1/3 sugar break in a week is on the slow side of normal. You under-pitched your yeast. 2+ grams per gallon is more typical, but 1.090 OG isn't considered big for a mead. Under-pitching is probably part of why your lag phase was long. Did you rehydrate it in 35-41°C tap water, letting the temperature equalize for several minutes before stirring? Do that next time, then add must slowly to the yeast so the little helpers can slowly adapt to the cooler temperature and higher sugar concentration.
Next, it sounds like you didn't stagger your nutrients. I'm not sure whether that is supposed to reduce off flavors or speed things up, so I won't comment further besides to say that the instructions can be found by googling "TOSNA", "TOSNA 2", or "batchbuildr".
Did you aerate right after pitch? That speeds up the lag/growth phase, but I've had successful fermentations where I only aerated after the lag phase. By the way, are you aerating with some kind of tool? Shaking a big carboy doesn't do much, either for degassing or aeration.
You don't really need to rack it to secondary unless that yeast in particular causes off-flavors. I'm not sure about that. If you do decide to do it, rack it to secondary after the fermentation is completed, either based on the SG not changing, or when you think it's done because the bubbling slows down a lot and you wait an additional week.

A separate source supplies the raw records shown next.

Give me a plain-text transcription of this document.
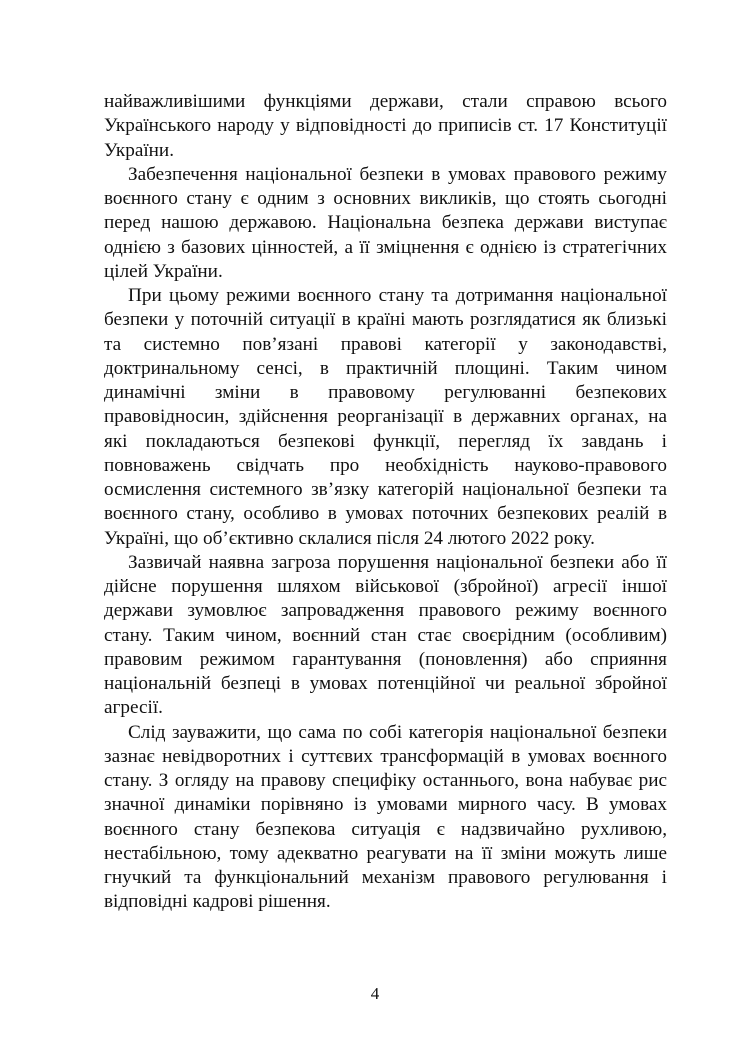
найважливішими функціями держави, стали справою всього Українського народу у відповідності до приписів ст. 17 Конституції України.

Забезпечення національної безпеки в умовах правового режиму воєнного стану є одним з основних викликів, що стоять сьогодні перед нашою державою. Національна безпека держави виступає однією з базових цінностей, а її зміцнення є однією із стратегічних цілей України.

При цьому режими воєнного стану та дотримання національної безпеки у поточній ситуації в країні мають розглядатися як близькі та системно пов’язані правові категорії у законодавстві, доктринальному сенсі, в практичній площині. Таким чином динамічні зміни в правовому регулюванні безпекових правовідносин, здійснення реорганізації в державних органах, на які покладаються безпекові функції, перегляд їх завдань і повноважень свідчать про необхідність науково-правового осмислення системного зв’язку категорій національної безпеки та воєнного стану, особливо в умовах поточних безпекових реалій в Україні, що об’єктивно склалися після 24 лютого 2022 року.

Зазвичай наявна загроза порушення національної безпеки або її дійсне порушення шляхом військової (збройної) агресії іншої держави зумовлює запровадження правового режиму воєнного стану. Таким чином, воєнний стан стає своєрідним (особливим) правовим режимом гарантування (поновлення) або сприяння національній безпеці в умовах потенційної чи реальної збройної агресії.

Слід зауважити, що сама по собі категорія національної безпеки зазнає невідворотних і суттєвих трансформацій в умовах воєнного стану. З огляду на правову специфіку останнього, вона набуває рис значної динаміки порівняно із умовами мирного часу. В умовах воєнного стану безпекова ситуація є надзвичайно рухливою, нестабільною, тому адекватно реагувати на її зміни можуть лише гнучкий та функціональний механізм правового регулювання і відповідні кадрові рішення.

4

Last, I've been listening to a lot of interviews with meadmakers lately, and it's come up that most find it a good idea to stir the lees every day or two throughout fermentation (with gentle motion so as to not introduce oxygen). That would not be a bad idea for you, since your fermentation got off on the wrong foot. But my gut feeling is that you should only do this if you are sure you can sanitize the stirrer, since your fermentation is going a bit slow and the alcohol probably isn't up to 5% yet.
But despite all my suggestions and words of caution, it's probably going to be fine. If it gets any sulfur smells it needs emergency maintenance, but other than that, you're probably gonna be fine. It's just that if you do all the recommended best practices, "probably" becomes "almost definitely", and things get optimized (shorter aging, more complete fermentation, better flocculation, etc.).